Fiona sentit son sang se glacer, sans parvenir à accepter que celui qu’elle méprisait tant avait réussi à prendre le dessus sur elle. La meilleure réaction aurait été de s’esclaffer devant les déclaration du valet afin de pouvoir les nier, mais il était trop tard pour cela : son visage avait déjà exprimé son désarroi.

- C’est donc vrai, alors, s’enthousiasma Ludwill. Je vois que je peux faire confiance à mes sources.

Fiona resta figée, serrant les poings pour mieux calmer ses tremblements. Une voix rageuse lui ordonnait de fuir, quitte à devoir frapper ce maudit serviteur. Mais cela était impossible : la jeune femme n’avait pas la moindre idée de ce qu’il savait exactement, ni comment il avait pu le savoir. Théandre ne lui aurait jamais parlé de leur secret, s’il aurait pu remonter aux oreilles de la reine. Son informateur inconnu avait donc l’intention de semer la discorde et d’entraîner sa chute… Ce n’était pas le moment de prendre des risques.

- Très bien… abdiqua Fiona, d’une voix à peine audible. Dites-moi ce que vous savez.

Le valet leva la main dans sa direction, un peu trop près de son visage. La jeune femme recula d’un pas, réprimant une nausée entraînée par un sursaut de colère impuissante.

- Madame, ce n’est pas si simple ! Je ne peux pas vous dévoiler mes précieuses informations sans garantie d’avoir quelque chose en retour. Sans compter que ce couloir manque cruellement de discrétion…

Fiona déglutit, tout en regardant par dessus l’épaule de Ludwill. Pour l’instant, il n’y avait personne, mais si cette conversation s’ébruitait, la jeune duchesse aurait encore moins d’espoir d’échapper à la colère de Mathilde. Cependant, l’idée d’être à la merci de ce serviteur machiavélique l'effrayait tout autant. Qu’oserait-il exiger d’elle en échange de sa discrétion ?

- Dites moi ce que vous voulez. Rapidement.

- Pour commencer, un peu de respect de votre part serait apprécié. Pour le reste, je vous donnerai une adresse où me retrouver le moment venu. Comme vous semblez être habituée aux sorties discrètes, je suppose que cela ne sera pas trop inconvenant. Adieu, Madame.

Ludwill quitta enfin les lieux, non sans s’être incliné exagérément bas. Fiona partit s’enfermer précipitamment dans sa chambre pour prendre de larges goulées d’air, espérant ainsi calmer l’angoisse qui la dévorait. Elle en savait suffisamment sur le valet pour avoir une idée de ce qu’il voulait d’elle : c’était un séducteur sans scrupules et sans morale, capable des pires bassesses pour obtenir ce qu’il désirait des femmes. Fiona craignait qu’il puisse s’en prendre à elle, cette fois non pas par duperie, comme pour la princesse Amélis, mais par chantage.

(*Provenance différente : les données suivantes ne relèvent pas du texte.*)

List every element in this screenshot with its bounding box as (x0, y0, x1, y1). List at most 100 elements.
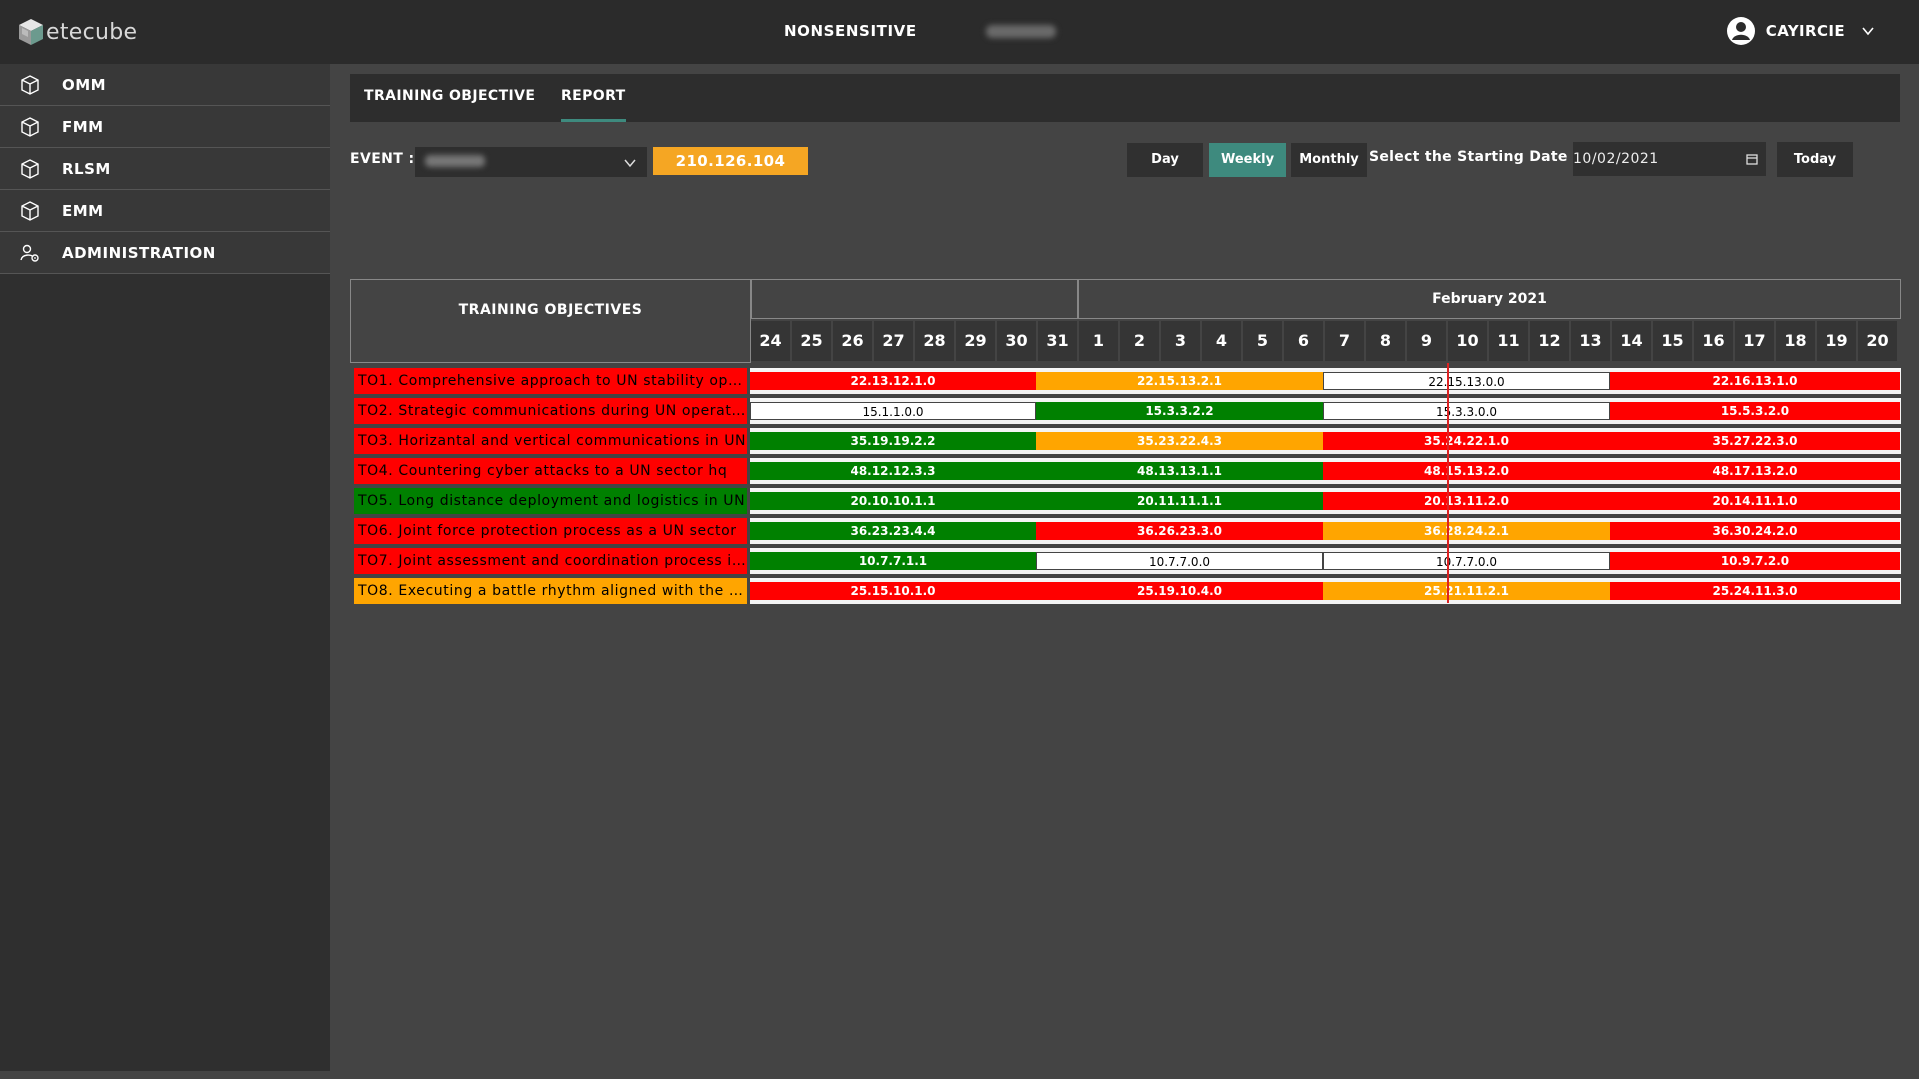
today-button[interactable]: Today (1777, 142, 1853, 177)
user-avatar-icon (1726, 17, 1755, 45)
cube-logo-icon (19, 19, 43, 45)
tab-report[interactable]: REPORT (561, 74, 626, 122)
sidebar-item-emm[interactable]: EMM (0, 190, 330, 232)
sidebar-item-omm[interactable]: OMM (0, 64, 330, 106)
objective-label[interactable]: TO8. Executing a battle rhythm aligned w… (354, 578, 747, 604)
start-date-value: 10/02/2021 (1573, 151, 1659, 167)
day-header-cell: 18 (1776, 321, 1815, 361)
progress-bar[interactable]: 25.15.10.1.0 (750, 582, 1036, 600)
objective-label[interactable]: TO7. Joint assessment and coordination p… (354, 548, 747, 574)
progress-bar[interactable]: 25.19.10.4.0 (1036, 582, 1323, 600)
progress-bar[interactable]: 35.27.22.3.0 (1610, 432, 1900, 450)
progress-bar[interactable]: 36.23.23.4.4 (750, 522, 1036, 540)
day-header-cell: 8 (1366, 321, 1405, 361)
progress-bar[interactable]: 36.30.24.2.0 (1610, 522, 1900, 540)
progress-bar[interactable]: 15.5.3.2.0 (1610, 402, 1900, 420)
sidebar-item-label: FMM (62, 117, 104, 136)
day-header-cell: 16 (1694, 321, 1733, 361)
cube-icon (21, 158, 39, 179)
progress-bar[interactable]: 35.23.22.4.3 (1036, 432, 1323, 450)
day-header-cell: 30 (997, 321, 1036, 361)
progress-bar[interactable]: 20.13.11.2.0 (1323, 492, 1610, 510)
day-header-cell: 15 (1653, 321, 1692, 361)
progress-bar[interactable]: 36.26.23.3.0 (1036, 522, 1323, 540)
redacted-event-value (425, 155, 485, 167)
gantt-grid: TRAINING OBJECTIVES February 2021 24 25 26… (350, 279, 1901, 604)
training-objectives-header: TRAINING OBJECTIVES (350, 279, 751, 363)
progress-bar[interactable]: 25.24.11.3.0 (1610, 582, 1900, 600)
day-header-cell: 13 (1571, 321, 1610, 361)
day-header-cell: 10 (1448, 321, 1487, 361)
sidebar-item-administration[interactable]: ADMINISTRATION (0, 232, 330, 274)
day-header-cell: 2 (1120, 321, 1159, 361)
tab-bar: TRAINING OBJECTIVE REPORT (350, 74, 1900, 122)
progress-bar[interactable]: 10.7.7.1.1 (750, 552, 1036, 570)
progress-bar[interactable]: 15.3.3.0.0 (1323, 402, 1610, 420)
objective-label[interactable]: TO4. Countering cyber attacks to a UN se… (354, 458, 747, 484)
app-logo[interactable]: etecube (18, 16, 137, 48)
progress-bar[interactable]: 35.19.19.2.2 (750, 432, 1036, 450)
progress-bar[interactable]: 15.3.3.2.2 (1036, 402, 1323, 420)
objective-label[interactable]: TO6. Joint force protection process as a… (354, 518, 747, 544)
objective-label[interactable]: TO3. Horizantal and vertical communicati… (354, 428, 747, 454)
start-date-input[interactable]: 10/02/2021 (1573, 142, 1766, 176)
today-marker-line (1447, 363, 1449, 603)
day-view-button[interactable]: Day (1127, 143, 1203, 177)
cube-icon (21, 200, 39, 221)
day-header-cell: 24 (751, 321, 790, 361)
objective-label[interactable]: TO2. Strategic communications during UN … (354, 398, 747, 424)
month-cell-prev (751, 279, 1078, 319)
training-objectives-header-label: TRAINING OBJECTIVES (458, 302, 643, 318)
progress-bar[interactable]: 48.15.13.2.0 (1323, 462, 1610, 480)
day-header-cell: 5 (1243, 321, 1282, 361)
calendar-icon (1746, 154, 1758, 165)
day-header-cell: 9 (1407, 321, 1446, 361)
progress-bar[interactable]: 22.13.12.1.0 (750, 372, 1036, 390)
progress-bar[interactable]: 10.9.7.2.0 (1610, 552, 1900, 570)
progress-bar[interactable]: 22.15.13.0.0 (1323, 372, 1610, 390)
progress-bar[interactable]: 22.15.13.2.1 (1036, 372, 1323, 390)
progress-bar[interactable]: 20.10.10.1.1 (750, 492, 1036, 510)
chevron-down-icon (624, 159, 636, 168)
progress-bar[interactable]: 35.24.22.1.0 (1323, 432, 1610, 450)
day-header-cell: 26 (833, 321, 872, 361)
progress-bar[interactable]: 22.16.13.1.0 (1610, 372, 1900, 390)
redacted-text (986, 25, 1056, 38)
day-header-cell: 11 (1489, 321, 1528, 361)
sidebar-item-rlsm[interactable]: RLSM (0, 148, 330, 190)
day-header-cell: 1 (1079, 321, 1118, 361)
sidebar-item-fmm[interactable]: FMM (0, 106, 330, 148)
weekly-view-button[interactable]: Weekly (1209, 143, 1286, 177)
day-header-cell: 6 (1284, 321, 1323, 361)
day-header-cell: 25 (792, 321, 831, 361)
user-menu[interactable]: CAYIRCIE (1726, 16, 1875, 46)
progress-bar[interactable]: 25.21.11.2.1 (1323, 582, 1610, 600)
monthly-view-button[interactable]: Monthly (1291, 143, 1367, 177)
day-header-cell: 12 (1530, 321, 1569, 361)
day-header-cell: 7 (1325, 321, 1364, 361)
progress-bar[interactable]: 20.11.11.1.1 (1036, 492, 1323, 510)
progress-bar[interactable]: 15.1.1.0.0 (750, 402, 1036, 420)
day-header-cell: 27 (874, 321, 913, 361)
top-bar: etecube NONSENSITIVE CAYIRCIE (0, 0, 1919, 64)
progress-bar[interactable]: 48.17.13.2.0 (1610, 462, 1900, 480)
chevron-down-icon (1862, 27, 1874, 36)
progress-bar[interactable]: 48.13.13.1.1 (1036, 462, 1323, 480)
progress-bar[interactable]: 36.28.24.2.1 (1323, 522, 1610, 540)
cube-icon (21, 116, 39, 137)
progress-bar[interactable]: 48.12.12.3.3 (750, 462, 1036, 480)
sidebar: OMM FMM RLSM EMM ADMINISTRATION (0, 64, 330, 1071)
sidebar-item-label: ADMINISTRATION (62, 243, 216, 262)
objective-label[interactable]: TO5. Long distance deployment and logist… (354, 488, 747, 514)
event-label: EVENT : (350, 151, 415, 167)
progress-bar[interactable]: 20.14.11.1.0 (1610, 492, 1900, 510)
progress-bar[interactable]: 10.7.7.0.0 (1036, 552, 1323, 570)
sidebar-item-label: EMM (62, 201, 104, 220)
tab-training-objective[interactable]: TRAINING OBJECTIVE (364, 88, 536, 104)
day-header-cell: 29 (956, 321, 995, 361)
progress-bar[interactable]: 10.7.7.0.0 (1323, 552, 1610, 570)
event-select[interactable] (415, 147, 647, 177)
day-header-cell: 14 (1612, 321, 1651, 361)
objective-label[interactable]: TO1. Comprehensive approach to UN stabil… (354, 368, 747, 394)
start-date-label: Select the Starting Date : (1369, 149, 1579, 165)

La jeune duchesse avait la sensation d’être prise dans une tempête de neige, violemment poussée ici et là par des forces inévitables qui ne lui laissaient aucune liberté et finiraient par causer sa perte : son père l’avait contrainte à devenir une des prétendantes du prince pour laver la réputation de leur famille. La reine l’avait forcée à lui servir de doctoresse. Valrand, tout comme Théandre la prenaient pour leur messagère et maintenant, ce minable serviteur de rien du tout avait assez d’audace pour la mener à son tour par le bout du nez. A ce rythme là, même les rats finiraient par lui imposer leur loi.

Fiona jugea qu’elle en avait assez. Trop ignorante des coutumes et des intrigues de la cour de Sénonges, elle n’avait osé exprimer de refus à quiconque. Cette prudence avait été sa plus grande faiblesse. Elle décida qu'il était grand temps de se montrer forte, quitte à devoir faire des sacrifices.